Correta: o art. 32 da Lei 6.015/1973 prevê o registro desse nascimento no Livro E do 1º Ofício do Registro Civil.
- B)No livro "A" do 1º Ofício do Registro Civil.
Errada: o Livro A é destinado aos registros de nascimento comuns, e não a esse caso especial de nascimento ocorrido no exterior.
- C)No livro "D" do 2º Ofício do Registro Civil.
Errada: o Livro D não é o livro próprio para registro de nascimento nessa hipótese, pois a lei indica o Livro E.
- D)No livro "B" do 1º Ofício do Registro Civil.

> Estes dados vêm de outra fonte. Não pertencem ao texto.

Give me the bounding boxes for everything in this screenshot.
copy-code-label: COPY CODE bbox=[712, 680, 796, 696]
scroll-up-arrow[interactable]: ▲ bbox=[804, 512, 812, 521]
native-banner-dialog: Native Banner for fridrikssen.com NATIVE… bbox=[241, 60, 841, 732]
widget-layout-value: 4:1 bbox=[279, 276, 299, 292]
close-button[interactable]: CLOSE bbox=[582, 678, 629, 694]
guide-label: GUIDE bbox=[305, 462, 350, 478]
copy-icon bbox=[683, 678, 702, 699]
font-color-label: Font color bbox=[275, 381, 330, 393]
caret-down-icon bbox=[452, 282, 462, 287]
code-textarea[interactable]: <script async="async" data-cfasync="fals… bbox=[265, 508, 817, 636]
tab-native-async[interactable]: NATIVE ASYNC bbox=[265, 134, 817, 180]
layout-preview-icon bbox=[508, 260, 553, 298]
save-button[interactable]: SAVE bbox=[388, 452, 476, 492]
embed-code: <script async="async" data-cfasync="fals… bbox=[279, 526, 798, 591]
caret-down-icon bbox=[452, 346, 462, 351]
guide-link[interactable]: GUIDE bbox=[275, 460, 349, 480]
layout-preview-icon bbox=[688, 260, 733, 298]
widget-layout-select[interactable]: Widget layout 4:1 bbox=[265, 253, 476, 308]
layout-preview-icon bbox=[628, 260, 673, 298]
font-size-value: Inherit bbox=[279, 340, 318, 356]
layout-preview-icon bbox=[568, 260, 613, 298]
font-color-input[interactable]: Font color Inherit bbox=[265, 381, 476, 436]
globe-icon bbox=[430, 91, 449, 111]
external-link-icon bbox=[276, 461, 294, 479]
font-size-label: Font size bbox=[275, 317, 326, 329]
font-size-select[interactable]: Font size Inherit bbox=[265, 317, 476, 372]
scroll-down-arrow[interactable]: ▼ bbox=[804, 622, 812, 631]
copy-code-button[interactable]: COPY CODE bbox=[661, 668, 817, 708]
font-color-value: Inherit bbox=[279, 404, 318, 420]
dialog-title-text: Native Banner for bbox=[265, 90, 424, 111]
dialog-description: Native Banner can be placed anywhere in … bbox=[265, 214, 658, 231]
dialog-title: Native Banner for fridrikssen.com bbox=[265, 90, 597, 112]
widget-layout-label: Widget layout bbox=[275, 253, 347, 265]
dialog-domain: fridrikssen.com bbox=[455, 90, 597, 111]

Errada: o Livro B não é usado para esse tipo de assento; a disciplina legal aponta expressamente o Livro E.
Gabarito: A
A questão trata do registro do nascimento de brasileiro nascido no exterior quando os pais não estavam a serviço do Brasil. Nessa hipótese, a lei permite que o nascimento seja levado a registro no Brasil se a pessoa tiver sido registrada em repartição consular brasileira ou, mesmo sem esse registro, vier a residir no território nacional antes da maioridade. O ponto-chave é o livro correto: o assento vai para o Livro E do 1º Ofício do Registro Civil, que é justamente o livro usado para atos especiais, fora do padrão dos nascimentos comuns. A base legal está no art. 32 da Lei 6.015/1973, que disciplina o registro do nascimento ocorrido no estrangeiro. A lógica é simples: o nascimento aconteceu fora, então o assento não entra no Livro A, que é o livro ordinário de nascimentos feitos no Brasil. Como o legislador criou um caminho próprio para esse caso, você precisa lembrar da combinação "nascimento no exterior + retorno ao Brasil + Livro E". Perceba também que a questão destaca que os pais não estavam a serviço do Brasil. Isso afasta a hipótese de registro direto como se fosse nascimento ocorrido em serviço consular em condições especiais. Aqui, a chave é a regularização do assento no Brasil, por requerimento no juízo do domicílio, para então ser feito o registro no Livro E. Em prova, a banca gosta de trocar o livro correto por livros clássicos do registro civil. Mas, nesse tema, o macete é: nascimento no exterior, quando a lei manda transpor para o Brasil, vai para o Livro E do 1º Ofício do Registro Civil.